0

I have many big HDFS files encoded in GBK, but these files contain special characters including Chinese etc. These Chinese strings would be shown or saved into a file. How can I handle the problem?

PySpark supports UTF-8 reader only.

  • Spark version: 2.0.0.
  • Hadoop version:2.7
  • Python 2.7

Added as follows:

The result will be saved into file, then the result file will be used in another system, SDK for example. I printed one word, just like u'\ufffd\u0439\ufffd', which is obviously invalid.

MartinGau
  • 1
  • 1
  • You want to remove the or you want to display them? You can display them as Unicode characters if you want. something like this: `u'\u8bf7\u8f93'` – philantrovert Jun 09 '17 at 08:49
  • The result will be saved into file, then the result file will be used in another system, SDK for example.

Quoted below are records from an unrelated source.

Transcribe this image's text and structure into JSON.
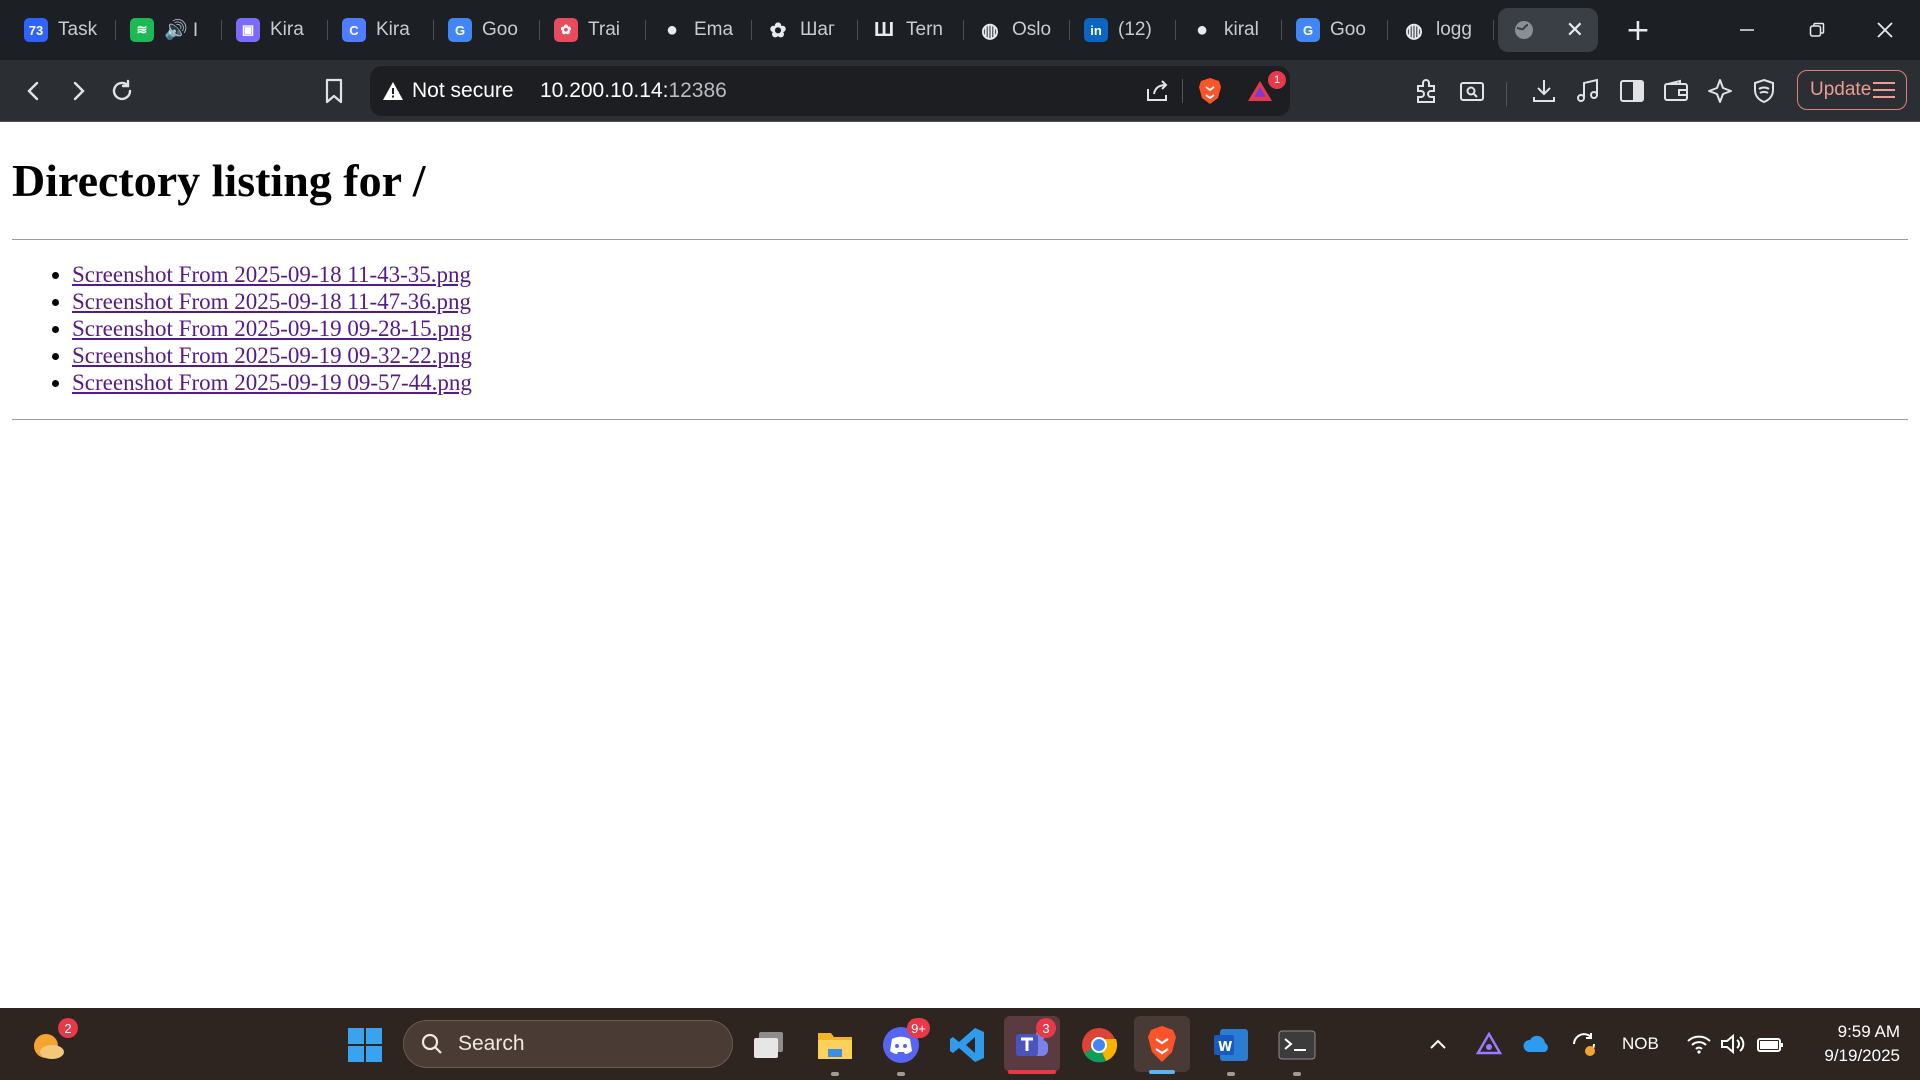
{
  "tabs": [
    {
      "label": "Task",
      "icon": "task-app-icon",
      "color": "#2f63ff",
      "glyph": "73"
    },
    {
      "label": "🔊 I",
      "icon": "spotify-icon",
      "color": "#1db954",
      "glyph": "≋"
    },
    {
      "label": "Kira",
      "icon": "kira-app-icon",
      "color": "#7b6cff",
      "glyph": "▣"
    },
    {
      "label": "Kira",
      "icon": "c-logo-icon",
      "color": "#4f7dff",
      "glyph": "C"
    },
    {
      "label": "Goo",
      "icon": "google-translate-icon",
      "color": "#4285f4",
      "glyph": "G"
    },
    {
      "label": "Trai",
      "icon": "openai-red-icon",
      "color": "#e84b5c",
      "glyph": "✿"
    },
    {
      "label": "Ema",
      "icon": "github-icon",
      "color": "#1c1f24",
      "glyph": "●"
    },
    {
      "label": "Шаг",
      "icon": "openai-icon",
      "color": "#1c1f24",
      "glyph": "✿"
    },
    {
      "label": "Tern",
      "icon": "terminal-bars-icon",
      "color": "#1c1f24",
      "glyph": "Ш"
    },
    {
      "label": "Oslo",
      "icon": "globe-icon",
      "color": "#1c1f24",
      "glyph": "◍"
    },
    {
      "label": "(12)",
      "icon": "linkedin-icon",
      "color": "#0a66c2",
      "glyph": "in"
    },
    {
      "label": "kiral",
      "icon": "github-dark-icon",
      "color": "#1c1f24",
      "glyph": "●"
    },
    {
      "label": "Goo",
      "icon": "google-translate-icon",
      "color": "#4285f4",
      "glyph": "G"
    },
    {
      "label": "logg",
      "icon": "globe-icon",
      "color": "#1c1f24",
      "glyph": "◍"
    }
  ],
  "active_tab": {
    "label": "",
    "icon": "globe-icon"
  },
  "toolbar": {
    "security_label": "Not secure",
    "url_host": "10.200.10.14:",
    "url_port": "12386",
    "notification_count": "1",
    "update_label": "Update"
  },
  "page": {
    "title": "Directory listing for /",
    "files": [
      "Screenshot From 2025-09-18 11-43-35.png",
      "Screenshot From 2025-09-18 11-47-36.png",
      "Screenshot From 2025-09-19 09-28-15.png",
      "Screenshot From 2025-09-19 09-32-22.png",
      "Screenshot From 2025-09-19 09-57-44.png"
    ]
  },
  "taskbar": {
    "weather_badge": "2",
    "search_placeholder": "Search",
    "discord_badge": "9+",
    "teams_badge": "3",
    "language": "NOB",
    "time": "9:59 AM",
    "date": "9/19/2025"
  },
  "colors": {
    "link": "#551a8b",
    "tab_bar": "#1c1f24",
    "toolbar": "#2b2e33",
    "taskbar": "#2e2420",
    "update_accent": "#e07f76"
  }
}
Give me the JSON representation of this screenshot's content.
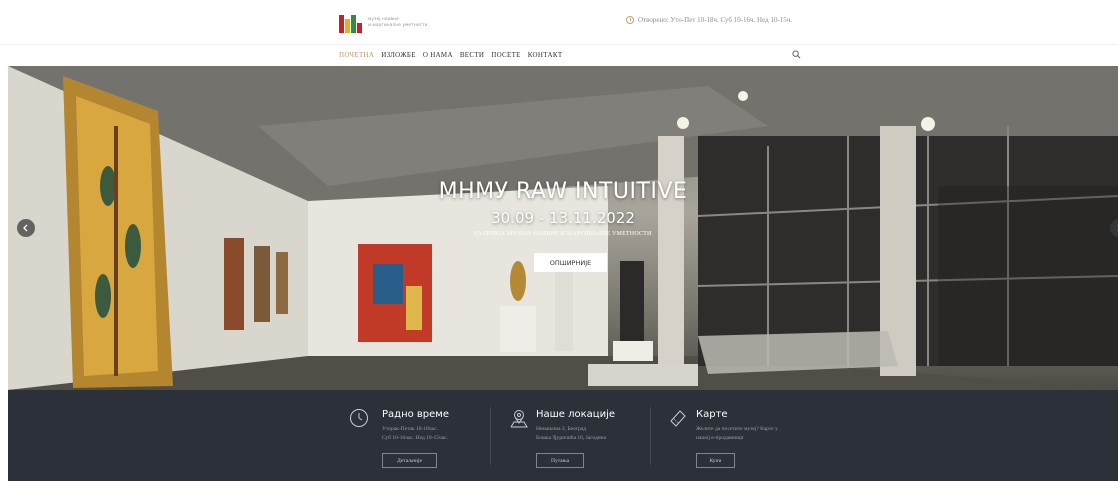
{
  "header": {
    "logo_line1": "музеј наивне",
    "logo_line2": "и маргиналне уметности",
    "hours": "Отворено: Уто-Пет 10-18ч. Суб 10-16ч. Нед 10-15ч."
  },
  "nav": {
    "items": [
      {
        "label": "ПОЧЕТНА",
        "active": true
      },
      {
        "label": "ИЗЛОЖБЕ",
        "active": false
      },
      {
        "label": "О НАМА",
        "active": false
      },
      {
        "label": "ВЕСТИ",
        "active": false
      },
      {
        "label": "ПОСЕТЕ",
        "active": false
      },
      {
        "label": "КОНТАКТ",
        "active": false
      }
    ],
    "search_icon": "search-icon"
  },
  "hero": {
    "title": "MHMУ RAW INTUITIVE",
    "dates": "30.09 - 13.11.2022",
    "subtitle": "ГАЛЕРИЈА МУЗЕЈА НАИВНЕ И МАРГИНАЛНЕ УМЕТНОСТИ",
    "button": "ОПШИРНИЈЕ"
  },
  "info": {
    "hours": {
      "title": "Радно време",
      "line1": "Уторак-Петак 10-18час.",
      "line2": "Суб 10-16час. Нед 10-15час.",
      "button": "Детаљније",
      "icon": "clock-icon"
    },
    "locations": {
      "title": "Наше локације",
      "line1": "Немањина 2, Београд",
      "line2": "Бошка Ђуричића 10, Јагодина",
      "button": "Путања",
      "icon": "map-pin-icon"
    },
    "tickets": {
      "title": "Карте",
      "line1": "Желите да посетите музеј? Карте у",
      "line2": "нашој е-продавници",
      "button": "Купи",
      "icon": "ticket-icon"
    }
  },
  "colors": {
    "accent": "#b89a67",
    "band": "#2c3039"
  }
}
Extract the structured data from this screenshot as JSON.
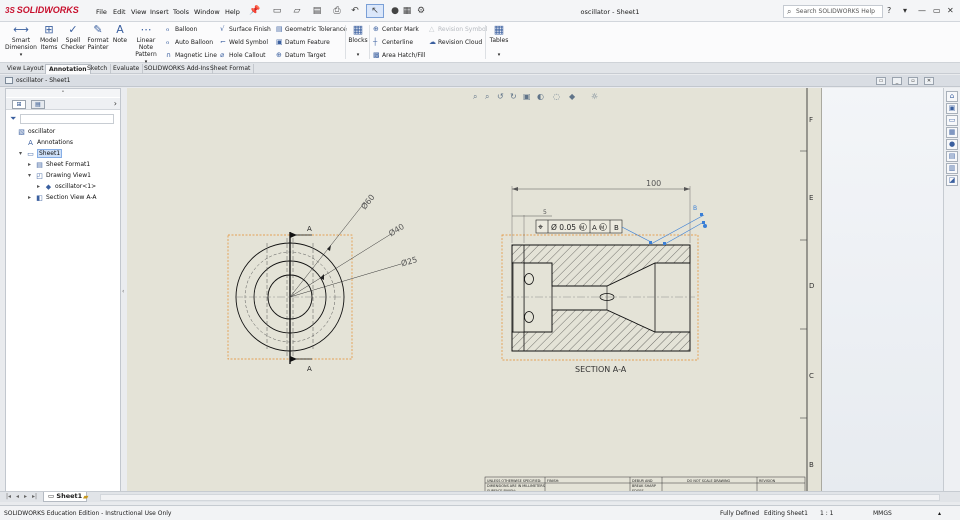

I printed one word, just like u'\ufffd\u0439\ufffd', which is obviously invalid. – MartinGau Jun 11 '17 at 04:15
  • Problem solved as follow: create a temporary hive table encoded utf-8. – MartinGau Jul 31 '17 at 01:57
  • Same problem here, could you share the solution with more details?@MartinGau – fishiwhj Jan 04 '18 at 07:46

0 Answers0